3 BODY PROBLEM Ep5 fibers, invisible to the eye, slicing through walls, hull, a lady…
3 BODY PROBLEM Ep5 “Forgive me, Lord”: Evans getting sliced; exterior of ship sliced up

 Wade’s invitation to the game is on the hard drive he literally pries from a dismembered Evans’s cold dead hands, and with Jin along as an expert on dimensional theory – she says it’s almost all theory and beyond comprehension, since our brains evolved in three dimensions, not ten – they enter an in-game landscape defined by the ruins of an urban civilization. This is where the swordswoman and representative AI (Sea Shimooka) is on hand with an explainer from the San-Ti. “We used all our resources to make four sophons,” she says. “Two pairs of two. Each pair is entangled, connected on the quantum level. Two remain with us, the other two we’ve sent to you. Everything they see and hear, we see and hear at the same time. Even when they are light-years apart.” When scientists started dying, that was the sophons targeting them and their work. The San-Ti wish to kill our science, to impede our progress, so that by the time 400 years rolls by and their interstellar fleet arrives in planetary takeover mode, humanity will not have the means to retaliate. Instead of our inexorable rate of progress up to this point, instead of taking the next steps on a 10,000-year journey from cracking the code of agriculture to making nanofibers in the information age, we’ll be manacled. “The universe will remain a mystery to you forever. In place of truth, we give you miracles. We wrap your world in illusions.”

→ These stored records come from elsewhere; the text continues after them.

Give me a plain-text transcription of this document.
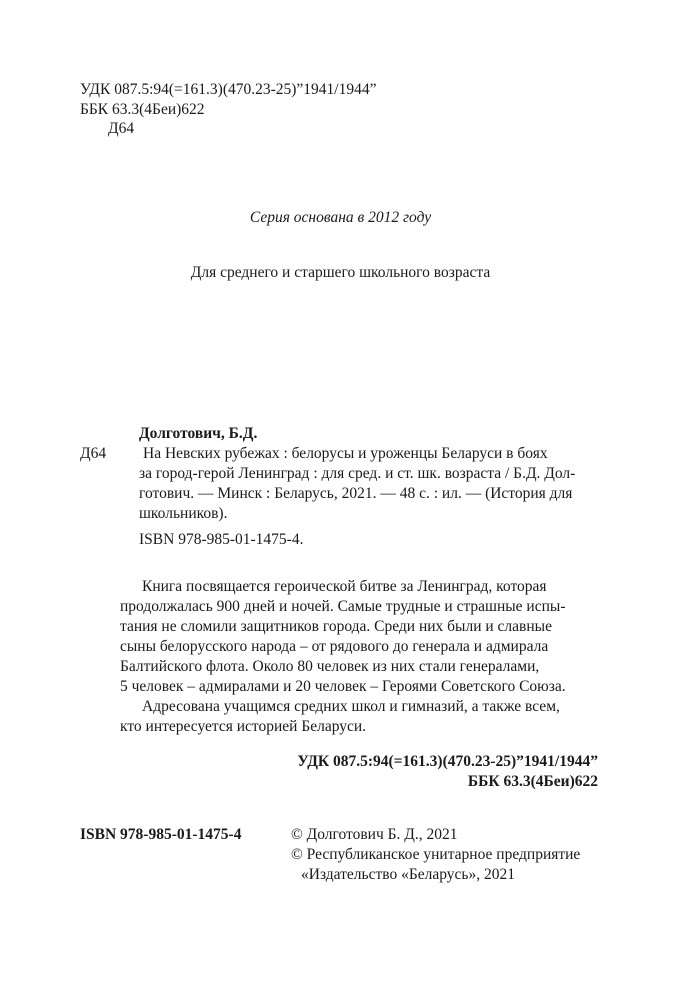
УДК 087.5:94(=161.3)(470.23-25)”1941/1944”
ББК 63.3(4Беи)622
Д64
Серия основана в 2012 году
Для среднего и старшего школьного возраста
Долготович, Б.Д.
Д64 На Невских рубежах : белорусы и уроженцы Беларуси в боях
за город-герой Ленинград : для сред. и ст. шк. возраста / Б.Д. Дол-
готович. — Минск : Беларусь, 2021. — 48 с. : ил. — (История для
школьников).
ISBN 978-985-01-1475-4.
Книга посвящается героической битве за Ленинград, которая
продолжалась 900 дней и ночей. Самые трудные и страшные испы-
тания не сломили защитников города. Среди них были и славные
сыны белорусского народа – от рядового до генерала и адмирала
Балтийского флота. Около 80 человек из них стали генералами,
5 человек – адмиралами и 20 человек – Героями Советского Союза.
Адресована учащимся средних школ и гимназий, а также всем,
кто интересуется историей Беларуси.
УДК 087.5:94(=161.3)(470.23-25)”1941/1944”
ББК 63.3(4Беи)622
ISBN 978-985-01-1475-4	© Долготович Б. Д., 2021
© Республиканское унитарное предприятие
«Издательство «Беларусь», 2021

3 BODY PROBLEM Ep5 Illusions, a fisheye landscape like a multiverse, focusing down to Auggie’s eye

It’s a satisfying feeling to be confounded by science-fiction television. The visuals of 3 Body Problem explore a different aesthetic than the rapturous grandeur of Foundation. But thematically, both series work so effectively at a Big Questions level, and that’s a nice reward for us as bug-brained tube viewers. Constellation on Apple TV+ has Noomi Rapace and Jonathan Banks chasing around alternate dimension versions of themselves in a twisty season-long plot that causes as many headaches as it does gratifying viewing experiences. This is all really good for us, and with the awe-inspiring scale it has established, 3 Body Problem is taking the kind of big swings that not only pay off the mysteries it’s been teasing, but inspire us to consider our society, our very existence, at the granular level. To make impactful speculative fiction, sometimes you gotta slice some people in half.